With their Texas nucleus, the Praying Colonels blossomed into the giant killers of college football. In 1920 McMillin and company had given Harvard, the undefeated Rose Bowl champs, the shock of their lives playing The Crimson dead-even before running out of steam in the second half.

Moments before the opening kickoff in the 1921 rematch, McMillin in his strong Texas drawl advised the referee to pay close attention saying something to the effect of “you’re not going to believe your Yankee eyes.”

When the final gun sounded, the Harvard faithful could not fathom what they had seen. Only a single touchdown had been scored, and that was by Bo McMillin on a 32-s yard scamper that left the Crimson crowd speechless. Ninety-nine years later, Centre’s unthinkable conquest is still rated as the biggest upset in college football history.

Boynton had already moved onto what passed for professional football the previous season. He had been at his very best his senior year, leading all eastern collegiates with 141 points in a mere seven contests.
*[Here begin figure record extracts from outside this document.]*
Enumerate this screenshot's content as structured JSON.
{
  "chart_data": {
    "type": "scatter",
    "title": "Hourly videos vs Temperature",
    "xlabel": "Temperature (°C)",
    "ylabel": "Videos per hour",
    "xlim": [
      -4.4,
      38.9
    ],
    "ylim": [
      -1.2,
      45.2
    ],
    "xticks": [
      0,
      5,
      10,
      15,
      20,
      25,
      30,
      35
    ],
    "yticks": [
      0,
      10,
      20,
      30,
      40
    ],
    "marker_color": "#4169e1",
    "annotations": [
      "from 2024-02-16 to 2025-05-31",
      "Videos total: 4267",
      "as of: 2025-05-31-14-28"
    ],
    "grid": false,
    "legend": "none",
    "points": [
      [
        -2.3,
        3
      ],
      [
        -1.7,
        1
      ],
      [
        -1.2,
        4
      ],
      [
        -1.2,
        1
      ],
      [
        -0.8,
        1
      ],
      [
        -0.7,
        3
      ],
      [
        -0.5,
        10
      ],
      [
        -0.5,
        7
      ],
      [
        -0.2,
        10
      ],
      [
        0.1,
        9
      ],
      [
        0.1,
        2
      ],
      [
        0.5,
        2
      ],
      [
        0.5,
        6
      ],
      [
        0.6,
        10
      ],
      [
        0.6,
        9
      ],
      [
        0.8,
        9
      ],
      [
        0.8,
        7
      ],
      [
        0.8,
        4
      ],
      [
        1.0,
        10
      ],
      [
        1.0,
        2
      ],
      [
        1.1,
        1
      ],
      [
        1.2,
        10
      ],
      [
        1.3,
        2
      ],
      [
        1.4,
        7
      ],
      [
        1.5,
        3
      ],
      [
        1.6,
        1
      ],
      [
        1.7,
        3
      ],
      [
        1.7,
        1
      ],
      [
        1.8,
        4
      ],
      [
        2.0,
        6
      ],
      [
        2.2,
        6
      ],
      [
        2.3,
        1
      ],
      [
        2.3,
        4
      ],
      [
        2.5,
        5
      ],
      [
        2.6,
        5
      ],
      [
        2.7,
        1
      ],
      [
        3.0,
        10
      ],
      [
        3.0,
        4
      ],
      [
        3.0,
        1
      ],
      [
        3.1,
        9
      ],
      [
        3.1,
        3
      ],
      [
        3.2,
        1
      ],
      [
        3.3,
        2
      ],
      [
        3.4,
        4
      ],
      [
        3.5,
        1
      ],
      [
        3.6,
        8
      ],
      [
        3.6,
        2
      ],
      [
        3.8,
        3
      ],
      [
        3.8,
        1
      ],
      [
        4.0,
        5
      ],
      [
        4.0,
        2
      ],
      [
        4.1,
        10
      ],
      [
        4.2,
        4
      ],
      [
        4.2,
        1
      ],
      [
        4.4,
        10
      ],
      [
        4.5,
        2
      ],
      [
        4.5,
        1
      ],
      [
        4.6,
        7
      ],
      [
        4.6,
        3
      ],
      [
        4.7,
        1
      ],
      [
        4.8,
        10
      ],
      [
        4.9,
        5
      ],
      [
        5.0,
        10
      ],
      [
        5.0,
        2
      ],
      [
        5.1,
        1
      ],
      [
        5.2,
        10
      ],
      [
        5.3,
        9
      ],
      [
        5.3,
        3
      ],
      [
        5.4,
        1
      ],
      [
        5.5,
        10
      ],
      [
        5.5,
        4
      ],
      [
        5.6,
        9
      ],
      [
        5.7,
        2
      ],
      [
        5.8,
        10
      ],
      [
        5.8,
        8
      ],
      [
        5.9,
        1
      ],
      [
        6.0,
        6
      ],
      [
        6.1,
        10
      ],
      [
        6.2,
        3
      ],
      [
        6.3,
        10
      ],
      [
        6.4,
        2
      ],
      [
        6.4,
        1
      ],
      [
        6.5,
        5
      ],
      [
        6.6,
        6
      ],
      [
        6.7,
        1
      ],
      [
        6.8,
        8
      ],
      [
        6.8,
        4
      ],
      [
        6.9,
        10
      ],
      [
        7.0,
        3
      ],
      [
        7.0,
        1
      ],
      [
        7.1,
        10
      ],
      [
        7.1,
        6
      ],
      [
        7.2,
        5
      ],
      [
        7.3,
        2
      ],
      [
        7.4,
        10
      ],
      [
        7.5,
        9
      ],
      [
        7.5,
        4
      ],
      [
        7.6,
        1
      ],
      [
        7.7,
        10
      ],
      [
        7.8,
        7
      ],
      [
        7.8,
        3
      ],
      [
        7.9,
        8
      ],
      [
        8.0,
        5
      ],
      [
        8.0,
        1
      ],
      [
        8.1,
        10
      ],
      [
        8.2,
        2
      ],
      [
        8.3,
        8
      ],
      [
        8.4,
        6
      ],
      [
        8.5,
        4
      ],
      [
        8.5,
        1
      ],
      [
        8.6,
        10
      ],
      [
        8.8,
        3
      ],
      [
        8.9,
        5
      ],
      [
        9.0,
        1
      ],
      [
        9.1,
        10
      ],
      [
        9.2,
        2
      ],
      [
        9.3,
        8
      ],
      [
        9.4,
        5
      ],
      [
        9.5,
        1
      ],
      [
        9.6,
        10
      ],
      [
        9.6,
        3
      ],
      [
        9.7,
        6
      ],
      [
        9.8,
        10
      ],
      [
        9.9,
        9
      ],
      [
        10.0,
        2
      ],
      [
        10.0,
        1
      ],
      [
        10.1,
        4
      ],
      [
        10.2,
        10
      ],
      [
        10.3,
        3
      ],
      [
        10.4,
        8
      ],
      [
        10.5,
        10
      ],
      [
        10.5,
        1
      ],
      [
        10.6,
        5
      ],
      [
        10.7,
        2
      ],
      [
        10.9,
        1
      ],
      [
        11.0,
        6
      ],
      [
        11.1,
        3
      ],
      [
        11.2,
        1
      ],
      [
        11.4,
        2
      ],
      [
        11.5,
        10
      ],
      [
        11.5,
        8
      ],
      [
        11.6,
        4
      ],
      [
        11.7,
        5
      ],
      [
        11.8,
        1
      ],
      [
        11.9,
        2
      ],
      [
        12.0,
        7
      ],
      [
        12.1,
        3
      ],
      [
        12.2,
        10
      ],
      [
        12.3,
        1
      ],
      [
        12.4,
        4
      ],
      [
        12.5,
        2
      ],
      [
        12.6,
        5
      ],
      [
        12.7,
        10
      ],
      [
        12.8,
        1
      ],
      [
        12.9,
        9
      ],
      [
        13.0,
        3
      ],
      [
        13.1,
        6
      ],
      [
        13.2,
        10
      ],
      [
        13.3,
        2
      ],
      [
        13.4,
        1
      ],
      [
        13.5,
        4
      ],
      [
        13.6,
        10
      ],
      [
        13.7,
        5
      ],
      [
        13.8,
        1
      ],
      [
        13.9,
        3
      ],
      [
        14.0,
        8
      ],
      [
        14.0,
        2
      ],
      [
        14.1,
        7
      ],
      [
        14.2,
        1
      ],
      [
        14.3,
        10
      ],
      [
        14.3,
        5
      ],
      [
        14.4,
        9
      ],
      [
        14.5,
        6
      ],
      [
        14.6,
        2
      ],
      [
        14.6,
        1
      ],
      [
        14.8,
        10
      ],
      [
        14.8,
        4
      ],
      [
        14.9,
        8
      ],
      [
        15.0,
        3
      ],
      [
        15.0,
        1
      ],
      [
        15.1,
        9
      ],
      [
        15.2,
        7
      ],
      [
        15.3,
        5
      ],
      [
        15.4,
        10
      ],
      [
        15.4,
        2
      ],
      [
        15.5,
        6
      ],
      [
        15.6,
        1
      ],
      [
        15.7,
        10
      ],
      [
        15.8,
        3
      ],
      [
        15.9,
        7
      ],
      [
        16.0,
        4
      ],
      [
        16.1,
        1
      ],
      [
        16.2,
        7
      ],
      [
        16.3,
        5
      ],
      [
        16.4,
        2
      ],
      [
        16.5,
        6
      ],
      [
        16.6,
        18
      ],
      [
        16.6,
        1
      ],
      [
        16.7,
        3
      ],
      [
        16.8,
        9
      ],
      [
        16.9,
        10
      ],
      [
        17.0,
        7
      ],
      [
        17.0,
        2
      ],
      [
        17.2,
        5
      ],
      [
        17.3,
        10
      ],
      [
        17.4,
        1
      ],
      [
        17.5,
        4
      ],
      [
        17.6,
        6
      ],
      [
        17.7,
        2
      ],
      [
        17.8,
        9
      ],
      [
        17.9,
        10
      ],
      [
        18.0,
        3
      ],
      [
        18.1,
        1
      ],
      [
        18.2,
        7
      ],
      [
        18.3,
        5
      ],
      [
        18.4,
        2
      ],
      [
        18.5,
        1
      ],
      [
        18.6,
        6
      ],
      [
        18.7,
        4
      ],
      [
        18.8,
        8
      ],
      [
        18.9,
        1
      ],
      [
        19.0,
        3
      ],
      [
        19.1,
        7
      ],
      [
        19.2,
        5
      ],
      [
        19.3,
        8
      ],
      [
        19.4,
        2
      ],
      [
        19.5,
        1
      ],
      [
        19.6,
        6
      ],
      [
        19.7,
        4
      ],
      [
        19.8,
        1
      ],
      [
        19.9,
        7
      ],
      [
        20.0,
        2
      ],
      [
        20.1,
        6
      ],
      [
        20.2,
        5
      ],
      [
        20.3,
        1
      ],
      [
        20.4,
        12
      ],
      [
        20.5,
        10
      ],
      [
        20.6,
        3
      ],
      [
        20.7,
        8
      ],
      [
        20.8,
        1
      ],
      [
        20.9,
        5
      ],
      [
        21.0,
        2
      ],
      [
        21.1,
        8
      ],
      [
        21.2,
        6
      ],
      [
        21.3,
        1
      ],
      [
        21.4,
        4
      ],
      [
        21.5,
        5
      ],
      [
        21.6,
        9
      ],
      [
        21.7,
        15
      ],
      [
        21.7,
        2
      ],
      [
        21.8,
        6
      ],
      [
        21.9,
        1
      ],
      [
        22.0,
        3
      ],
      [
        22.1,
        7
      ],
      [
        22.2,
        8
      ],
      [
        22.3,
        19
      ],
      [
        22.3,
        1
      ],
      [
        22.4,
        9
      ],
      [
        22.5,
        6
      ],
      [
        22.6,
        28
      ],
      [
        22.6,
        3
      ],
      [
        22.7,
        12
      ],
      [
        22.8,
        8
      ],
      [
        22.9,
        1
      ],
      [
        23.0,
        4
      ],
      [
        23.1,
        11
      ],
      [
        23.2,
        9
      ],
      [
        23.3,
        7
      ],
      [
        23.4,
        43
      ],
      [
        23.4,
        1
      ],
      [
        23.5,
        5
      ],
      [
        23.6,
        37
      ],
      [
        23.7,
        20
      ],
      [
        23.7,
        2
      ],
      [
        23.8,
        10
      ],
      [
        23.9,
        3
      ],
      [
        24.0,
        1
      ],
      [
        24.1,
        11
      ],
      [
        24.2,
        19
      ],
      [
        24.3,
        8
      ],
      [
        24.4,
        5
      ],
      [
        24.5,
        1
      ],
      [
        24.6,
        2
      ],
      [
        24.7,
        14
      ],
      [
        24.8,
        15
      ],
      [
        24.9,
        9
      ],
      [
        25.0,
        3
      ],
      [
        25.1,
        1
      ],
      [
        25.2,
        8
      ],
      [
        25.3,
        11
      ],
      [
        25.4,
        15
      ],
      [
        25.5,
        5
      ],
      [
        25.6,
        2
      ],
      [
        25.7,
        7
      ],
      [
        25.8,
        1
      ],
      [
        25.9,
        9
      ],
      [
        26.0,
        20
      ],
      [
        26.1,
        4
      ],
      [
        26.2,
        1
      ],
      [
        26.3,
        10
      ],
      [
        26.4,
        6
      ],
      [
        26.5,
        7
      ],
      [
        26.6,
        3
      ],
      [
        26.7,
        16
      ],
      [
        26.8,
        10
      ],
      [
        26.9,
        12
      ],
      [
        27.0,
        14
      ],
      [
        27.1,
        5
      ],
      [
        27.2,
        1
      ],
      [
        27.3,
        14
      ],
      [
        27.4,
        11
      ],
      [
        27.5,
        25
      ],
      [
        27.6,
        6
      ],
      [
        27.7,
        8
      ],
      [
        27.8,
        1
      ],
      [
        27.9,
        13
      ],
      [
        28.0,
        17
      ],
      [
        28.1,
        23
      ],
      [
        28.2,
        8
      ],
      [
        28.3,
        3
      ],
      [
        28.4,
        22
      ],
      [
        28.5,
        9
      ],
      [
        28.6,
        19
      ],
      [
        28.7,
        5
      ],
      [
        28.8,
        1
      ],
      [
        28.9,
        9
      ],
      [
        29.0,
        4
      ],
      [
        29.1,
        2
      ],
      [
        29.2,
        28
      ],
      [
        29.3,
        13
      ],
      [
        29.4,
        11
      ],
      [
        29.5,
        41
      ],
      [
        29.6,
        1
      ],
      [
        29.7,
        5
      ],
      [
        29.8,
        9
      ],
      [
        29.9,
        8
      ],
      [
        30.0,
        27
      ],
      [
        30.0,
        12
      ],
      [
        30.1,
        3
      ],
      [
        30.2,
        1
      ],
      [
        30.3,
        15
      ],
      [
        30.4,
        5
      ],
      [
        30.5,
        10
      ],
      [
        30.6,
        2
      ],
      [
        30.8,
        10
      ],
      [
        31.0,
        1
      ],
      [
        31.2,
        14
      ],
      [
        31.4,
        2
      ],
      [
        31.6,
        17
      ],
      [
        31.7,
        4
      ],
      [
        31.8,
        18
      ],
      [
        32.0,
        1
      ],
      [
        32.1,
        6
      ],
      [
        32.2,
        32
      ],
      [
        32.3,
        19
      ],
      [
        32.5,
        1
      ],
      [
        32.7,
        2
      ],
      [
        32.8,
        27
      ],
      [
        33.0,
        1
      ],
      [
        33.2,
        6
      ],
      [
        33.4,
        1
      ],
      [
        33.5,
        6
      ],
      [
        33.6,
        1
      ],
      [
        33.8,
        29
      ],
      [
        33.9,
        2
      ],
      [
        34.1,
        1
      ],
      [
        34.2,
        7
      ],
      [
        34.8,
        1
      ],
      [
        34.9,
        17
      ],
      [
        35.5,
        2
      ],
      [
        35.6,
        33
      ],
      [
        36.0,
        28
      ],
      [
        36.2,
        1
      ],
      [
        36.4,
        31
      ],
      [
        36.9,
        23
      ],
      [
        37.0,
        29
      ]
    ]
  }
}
And along the way he was hailed as an All-American by nearly everybody who produced the imaginary lineups.

Boynton risked life and limb for four years in the National Football League, which was having chaotic growing pains after its creation in 1920. The two teams he played for say a lot about the struggling state of the league. The Frankfort Yellow Jackets and Buffalo All-Americans soon disappeared. However, in the opinion of his peers and historians, the Texan ranked second only to Jim Thorpe as the greatest pro player of the period.

Ben Lee Boynton may have lived longer, if he had skipped that trip to Boston in 1962. But “The Wonder” and “The Flash” refused to let cancer keep him from receiving in person one last honor: the first Texan inducted into the College Football Hall of Fame.